# Haus2 - new Hausgrind on the way?



## slamm (Nov 26, 2016)

Ok lets get this rumour started...









I could be wrong.. but in this photo of the Feld2 I think Peter might be dropping a sneaky blurred hint that another grinder is on the way. In the background there is what I'm pretty sure is a dial from a Hausgrind attached to an integrated lid/ crank arm assembly, as used on the Feld2. Would make good sense if it can be done as it seems pop-corninig has always been a bit of an issue with the Haus having no lid.

So maybe Peter is planning the same solution for the Haus, and a Haus2 is coming with a similar type of lid/crank arm..

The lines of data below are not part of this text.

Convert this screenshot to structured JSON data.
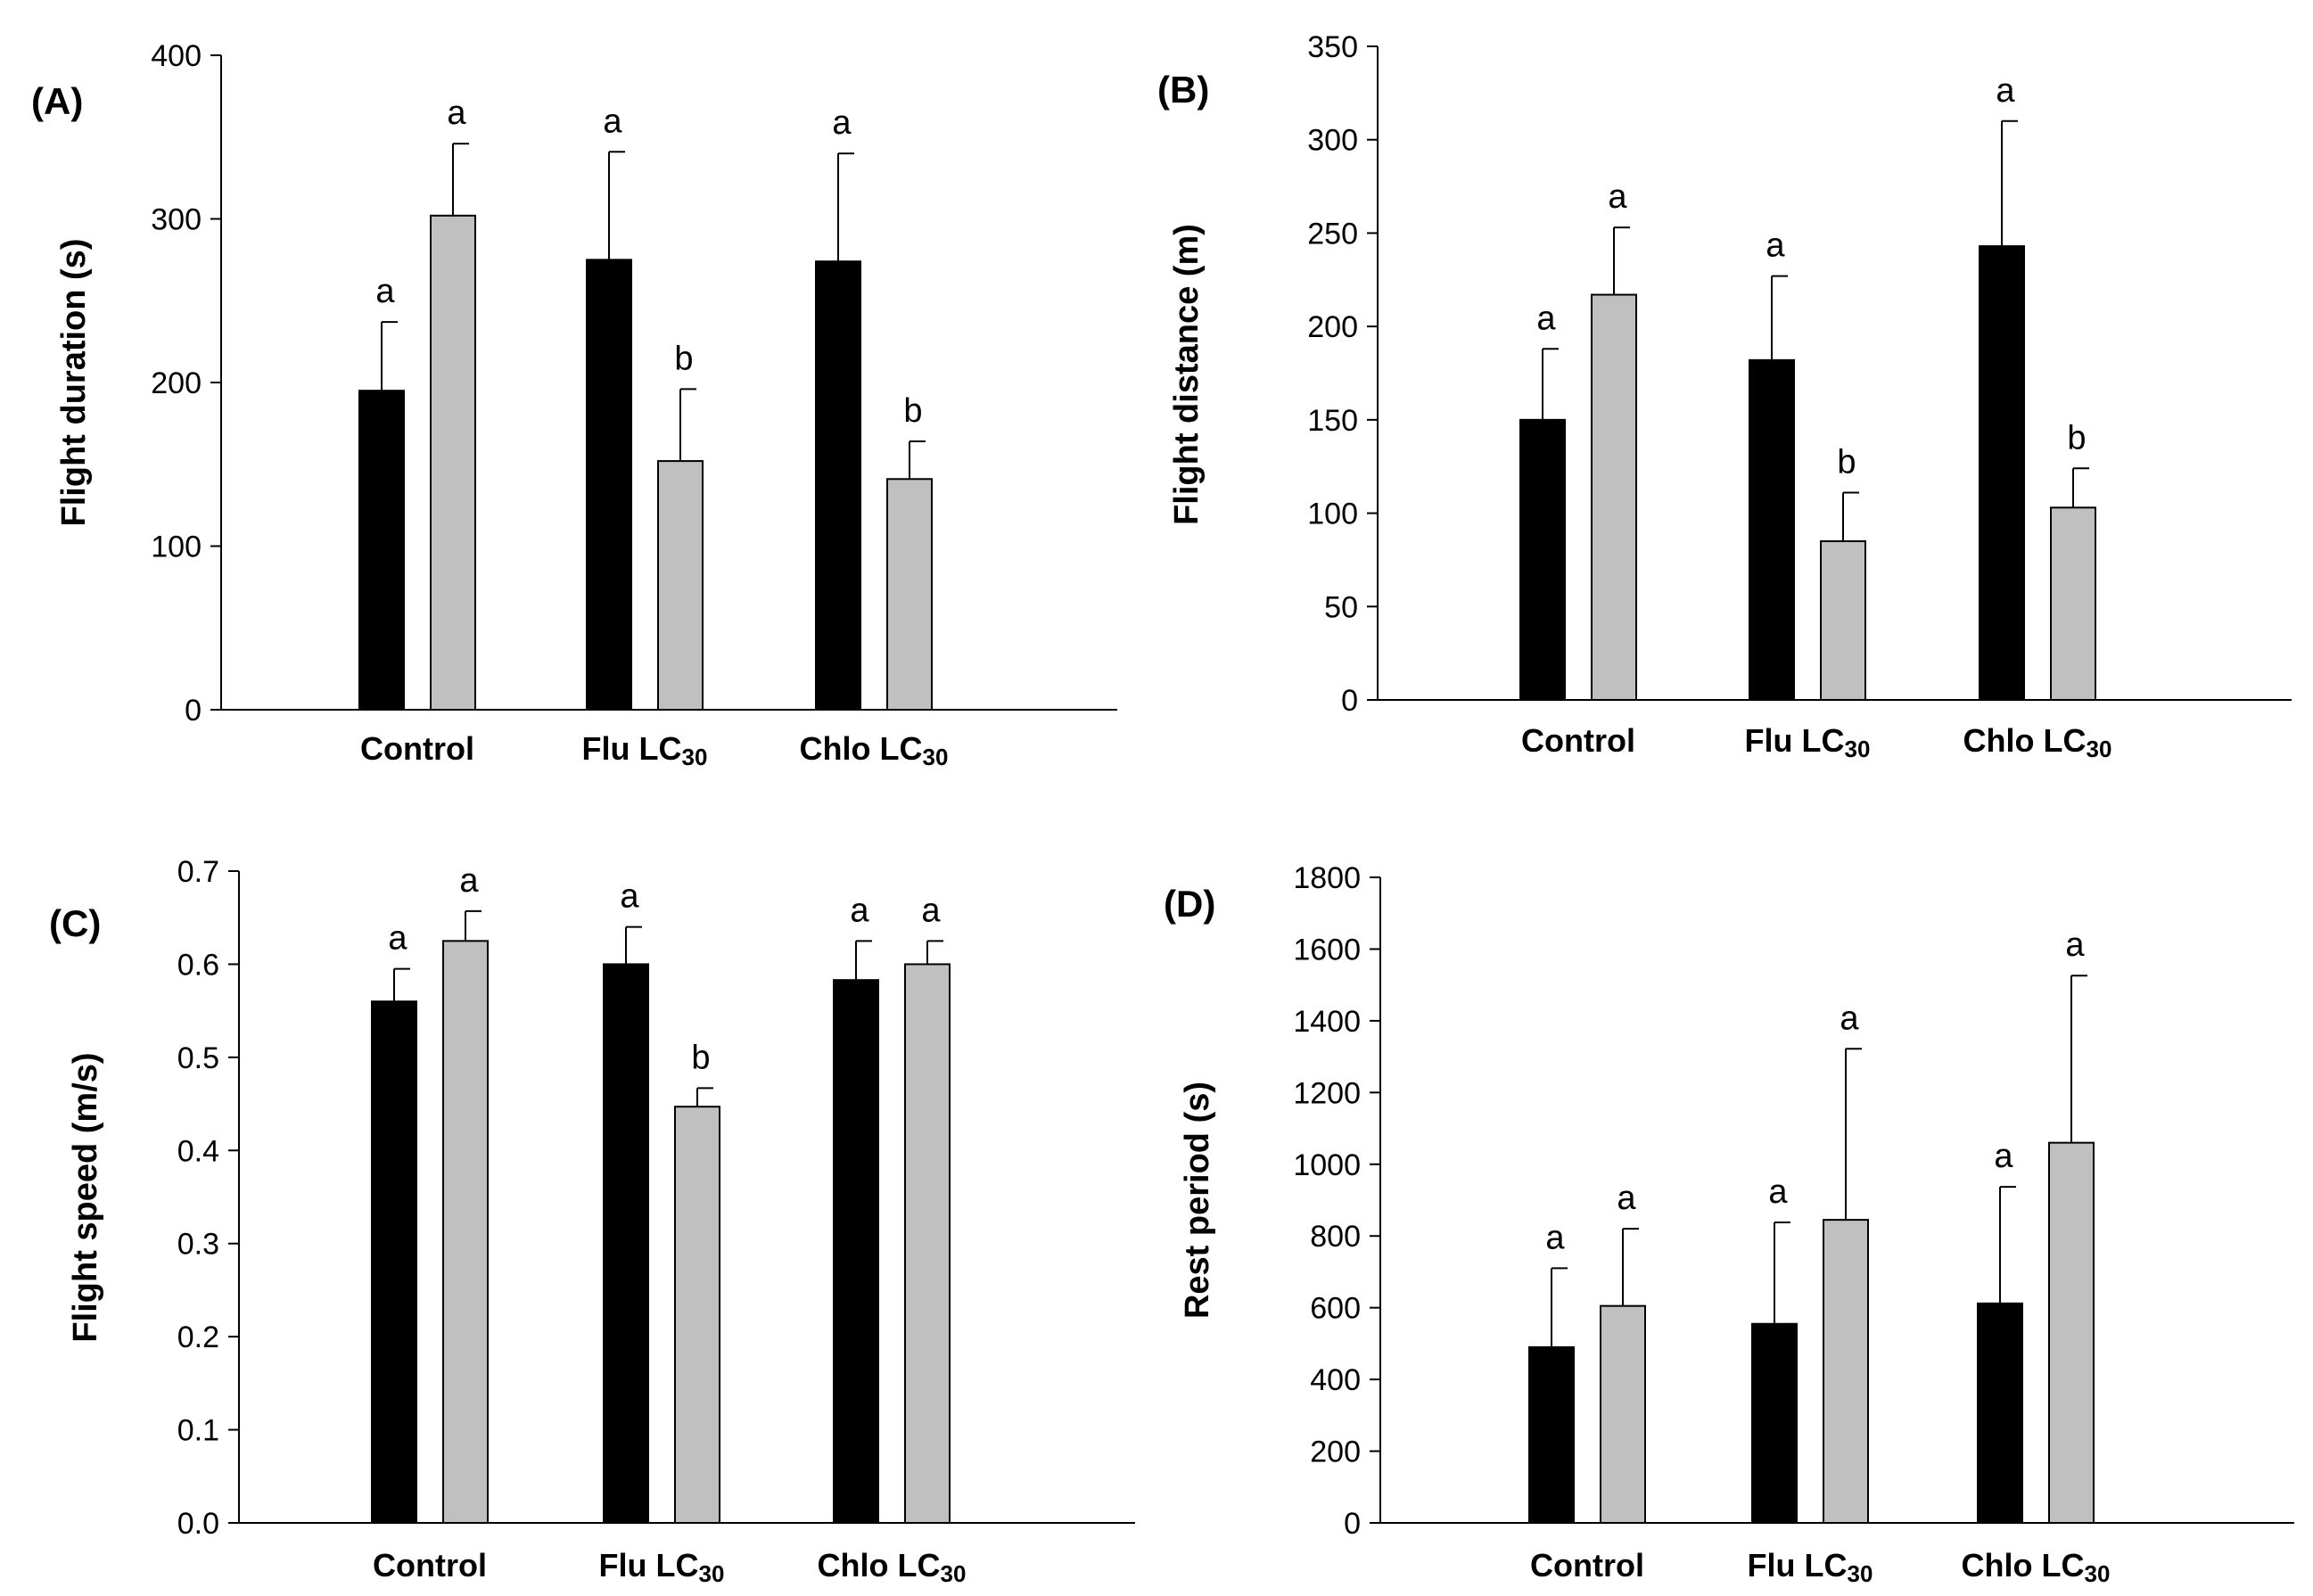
{
  "chart_data": [
    {
      "type": "bar",
      "panel_label": "(A)",
      "ylabel": "Flight  duration (s)",
      "xlabel": "",
      "ylim": [
        0,
        400
      ],
      "yticks": [
        "0",
        "100",
        "200",
        "300",
        "400"
      ],
      "categories": [
        {
          "main": "Control",
          "sub": ""
        },
        {
          "main": "Flu LC",
          "sub": "30"
        },
        {
          "main": "Chlo LC",
          "sub": "30"
        }
      ],
      "series": [
        {
          "name": "series-black",
          "color": "#000000",
          "values": [
            195,
            275,
            274
          ],
          "errors": [
            42,
            66,
            66
          ],
          "letters": [
            "a",
            "a",
            "a"
          ]
        },
        {
          "name": "series-gray",
          "color": "#c0c0c0",
          "values": [
            302,
            152,
            141
          ],
          "errors": [
            44,
            44,
            23
          ],
          "letters": [
            "a",
            "b",
            "b"
          ]
        }
      ]
    },
    {
      "type": "bar",
      "panel_label": "(B)",
      "ylabel": "Flight  distance (m)",
      "xlabel": "",
      "ylim": [
        0,
        350
      ],
      "yticks": [
        "0",
        "50",
        "100",
        "150",
        "200",
        "250",
        "300",
        "350"
      ],
      "categories": [
        {
          "main": "Control",
          "sub": ""
        },
        {
          "main": "Flu LC",
          "sub": "30"
        },
        {
          "main": "Chlo LC",
          "sub": "30"
        }
      ],
      "series": [
        {
          "name": "series-black",
          "color": "#000000",
          "values": [
            150,
            182,
            243
          ],
          "errors": [
            38,
            45,
            67
          ],
          "letters": [
            "a",
            "a",
            "a"
          ]
        },
        {
          "name": "series-gray",
          "color": "#c0c0c0",
          "values": [
            217,
            85,
            103
          ],
          "errors": [
            36,
            26,
            21
          ],
          "letters": [
            "a",
            "b",
            "b"
          ]
        }
      ]
    },
    {
      "type": "bar",
      "panel_label": "(C)",
      "ylabel": "Flight  speed (m/s)",
      "xlabel": "",
      "ylim": [
        0,
        0.7
      ],
      "yticks": [
        "0.0",
        "0.1",
        "0.2",
        "0.3",
        "0.4",
        "0.5",
        "0.6",
        "0.7"
      ],
      "categories": [
        {
          "main": "Control",
          "sub": ""
        },
        {
          "main": "Flu LC",
          "sub": "30"
        },
        {
          "main": "Chlo LC",
          "sub": "30"
        }
      ],
      "series": [
        {
          "name": "series-black",
          "color": "#000000",
          "values": [
            0.56,
            0.6,
            0.583
          ],
          "errors": [
            0.035,
            0.04,
            0.042
          ],
          "letters": [
            "a",
            "a",
            "a"
          ]
        },
        {
          "name": "series-gray",
          "color": "#c0c0c0",
          "values": [
            0.625,
            0.447,
            0.6
          ],
          "errors": [
            0.032,
            0.02,
            0.025
          ],
          "letters": [
            "a",
            "b",
            "a"
          ]
        }
      ]
    },
    {
      "type": "bar",
      "panel_label": "(D)",
      "ylabel": "Rest period (s)",
      "xlabel": "",
      "ylim": [
        0,
        1800
      ],
      "yticks": [
        "0",
        "200",
        "400",
        "600",
        "800",
        "1000",
        "1200",
        "1400",
        "1600",
        "1800"
      ],
      "categories": [
        {
          "main": "Control",
          "sub": ""
        },
        {
          "main": "Flu LC",
          "sub": "30"
        },
        {
          "main": "Chlo LC",
          "sub": "30"
        }
      ],
      "series": [
        {
          "name": "series-black",
          "color": "#000000",
          "values": [
            490,
            555,
            612
          ],
          "errors": [
            220,
            283,
            325
          ],
          "letters": [
            "a",
            "a",
            "a"
          ]
        },
        {
          "name": "series-gray",
          "color": "#c0c0c0",
          "values": [
            605,
            845,
            1060
          ],
          "errors": [
            215,
            477,
            466
          ],
          "letters": [
            "a",
            "a",
            "a"
          ]
        }
      ]
    }
  ]
}
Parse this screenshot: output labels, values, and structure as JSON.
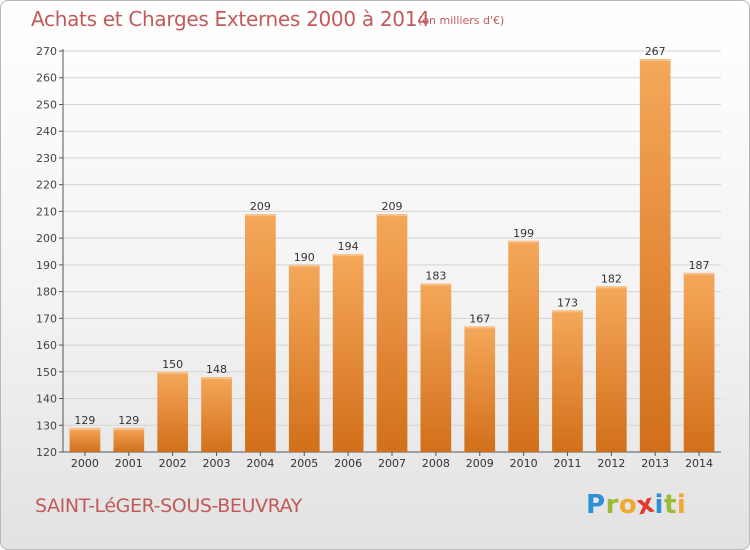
{
  "header": {
    "title": "Achats et Charges Externes 2000 à 2014",
    "subtitle": "(en milliers d'€)"
  },
  "footer": {
    "commune": "SAINT-LéGER-SOUS-BEUVRAY",
    "logo_text": "Proxiti"
  },
  "colors": {
    "bar_light": "#f5a85a",
    "bar_dark": "#d26f1a",
    "title": "#c25a5a",
    "grid": "#d4d4d4"
  },
  "chart_data": {
    "type": "bar",
    "categories": [
      "2000",
      "2001",
      "2002",
      "2003",
      "2004",
      "2005",
      "2006",
      "2007",
      "2008",
      "2009",
      "2010",
      "2011",
      "2012",
      "2013",
      "2014"
    ],
    "values": [
      129,
      129,
      150,
      148,
      209,
      190,
      194,
      209,
      183,
      167,
      199,
      173,
      182,
      267,
      187
    ],
    "title": "Achats et Charges Externes 2000 à 2014",
    "ylim": [
      120,
      270
    ],
    "yticks": [
      120,
      130,
      140,
      150,
      160,
      170,
      180,
      190,
      200,
      210,
      220,
      230,
      240,
      250,
      260,
      270
    ],
    "grid": true,
    "data_labels": true
  }
}
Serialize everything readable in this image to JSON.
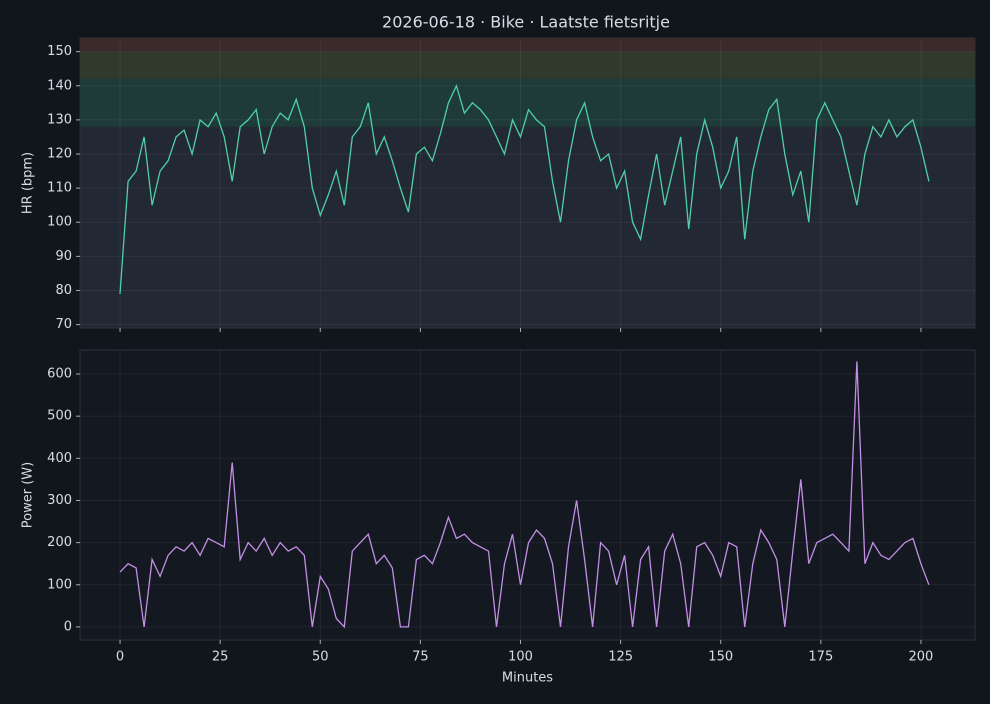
{
  "title": "2026-06-18 · Bike · Laatste fietsritje",
  "chart_data": [
    {
      "type": "line",
      "ylabel": "HR (bpm)",
      "xlim": [
        -10,
        213.5
      ],
      "ylim": [
        69,
        154
      ],
      "yticks": [
        70,
        80,
        90,
        100,
        110,
        120,
        130,
        140,
        150
      ],
      "xticks": [
        0,
        25,
        50,
        75,
        100,
        125,
        150,
        175,
        200
      ],
      "grid": true,
      "zones": [
        {
          "from": 128,
          "to": 142,
          "color": "#1e3b3a"
        },
        {
          "from": 142,
          "to": 150,
          "color": "#2f3a2c"
        },
        {
          "from": 150,
          "to": 154,
          "color": "#3a2a2a"
        }
      ],
      "x": [
        0,
        2,
        4,
        6,
        8,
        10,
        12,
        14,
        16,
        18,
        20,
        22,
        24,
        26,
        28,
        30,
        32,
        34,
        36,
        38,
        40,
        42,
        44,
        46,
        48,
        50,
        52,
        54,
        56,
        58,
        60,
        62,
        64,
        66,
        68,
        70,
        72,
        74,
        76,
        78,
        80,
        82,
        84,
        86,
        88,
        90,
        92,
        94,
        96,
        98,
        100,
        102,
        104,
        106,
        108,
        110,
        112,
        114,
        116,
        118,
        120,
        122,
        124,
        126,
        128,
        130,
        132,
        134,
        136,
        138,
        140,
        142,
        144,
        146,
        148,
        150,
        152,
        154,
        156,
        158,
        160,
        162,
        164,
        166,
        168,
        170,
        172,
        174,
        176,
        178,
        180,
        182,
        184,
        186,
        188,
        190,
        192,
        194,
        196,
        198,
        200,
        202
      ],
      "series": [
        {
          "name": "HR",
          "color": "#4fd1a5",
          "values": [
            79,
            112,
            115,
            125,
            105,
            115,
            118,
            125,
            127,
            120,
            130,
            128,
            132,
            125,
            112,
            128,
            130,
            133,
            120,
            128,
            132,
            130,
            136,
            128,
            110,
            102,
            108,
            115,
            105,
            125,
            128,
            135,
            120,
            125,
            118,
            110,
            103,
            120,
            122,
            118,
            126,
            135,
            140,
            132,
            135,
            133,
            130,
            125,
            120,
            130,
            125,
            133,
            130,
            128,
            112,
            100,
            118,
            130,
            135,
            125,
            118,
            120,
            110,
            115,
            100,
            95,
            108,
            120,
            105,
            115,
            125,
            98,
            120,
            130,
            122,
            110,
            115,
            125,
            95,
            115,
            125,
            133,
            136,
            120,
            108,
            115,
            100,
            130,
            135,
            130,
            125,
            115,
            105,
            120,
            128,
            125,
            130,
            125,
            128,
            130,
            122,
            112
          ]
        }
      ]
    },
    {
      "type": "line",
      "ylabel": "Power (W)",
      "xlabel": "Minutes",
      "xlim": [
        -10,
        213.5
      ],
      "ylim": [
        -31,
        657
      ],
      "yticks": [
        0,
        100,
        200,
        300,
        400,
        500,
        600
      ],
      "xticks": [
        0,
        25,
        50,
        75,
        100,
        125,
        150,
        175,
        200
      ],
      "grid": true,
      "x": [
        0,
        2,
        4,
        6,
        8,
        10,
        12,
        14,
        16,
        18,
        20,
        22,
        24,
        26,
        28,
        30,
        32,
        34,
        36,
        38,
        40,
        42,
        44,
        46,
        48,
        50,
        52,
        54,
        56,
        58,
        60,
        62,
        64,
        66,
        68,
        70,
        72,
        74,
        76,
        78,
        80,
        82,
        84,
        86,
        88,
        90,
        92,
        94,
        96,
        98,
        100,
        102,
        104,
        106,
        108,
        110,
        112,
        114,
        116,
        118,
        120,
        122,
        124,
        126,
        128,
        130,
        132,
        134,
        136,
        138,
        140,
        142,
        144,
        146,
        148,
        150,
        152,
        154,
        156,
        158,
        160,
        162,
        164,
        166,
        168,
        170,
        172,
        174,
        176,
        178,
        180,
        182,
        184,
        186,
        188,
        190,
        192,
        194,
        196,
        198,
        200,
        202
      ],
      "series": [
        {
          "name": "Power",
          "color": "#c38fe6",
          "values": [
            130,
            150,
            140,
            0,
            160,
            120,
            170,
            190,
            180,
            200,
            170,
            210,
            200,
            190,
            390,
            160,
            200,
            180,
            210,
            170,
            200,
            180,
            190,
            170,
            0,
            120,
            90,
            20,
            0,
            180,
            200,
            220,
            150,
            170,
            140,
            0,
            0,
            160,
            170,
            150,
            200,
            260,
            210,
            220,
            200,
            190,
            180,
            0,
            150,
            220,
            100,
            200,
            230,
            210,
            150,
            0,
            190,
            300,
            160,
            0,
            200,
            180,
            100,
            170,
            0,
            160,
            190,
            0,
            180,
            220,
            150,
            0,
            190,
            200,
            170,
            120,
            200,
            190,
            0,
            150,
            230,
            200,
            160,
            0,
            180,
            350,
            150,
            200,
            210,
            220,
            200,
            180,
            630,
            150,
            200,
            170,
            160,
            180,
            200,
            210,
            150,
            100
          ]
        }
      ]
    }
  ]
}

Or better still.. maybe this will be an entirely new grinder, maybe with larger burrs..


----------



## Stanic (Dec 12, 2015)

good thinking! I'm holding my breath for bigger burr haus2









it could also be just a cover for the unsightly hole in the middle providing point of reference for grind setting, and lid with a different surface finish - you can see the white numbers on it


----------



## slamm (Nov 26, 2016)

Stanic said:


> good thinking! I'm holding my breath for bigger burr haus2
> 
> 
> 
> ...


Well spotted, I didn't see the numbers so you could be right.. hope not!

The top of the Feld2 does look a bit unfinished in this photo so maybe there will be some kind of cover and he was trying out a spare Haus dial or something. Does look a bit deliberate though to put something similar in the background but a bit different and nicely out of focus, seems designed to intrigue.

Either way I imagine a bigger burr grinder must be on the cards at some stage, I would be surprised if it's not part of his plans.


----------



## Fyoosh (Oct 30, 2017)

Bad news for those hoping for a new Hausgrind, great news for those (me) going for the new Feldgrind. Mystery solved?


----------



## slamm (Nov 26, 2016)

Ah that makes sense.. nice one bob_. An integrated lid/ crank still seems a likely solution for a Haus2 , sooner or later..


----------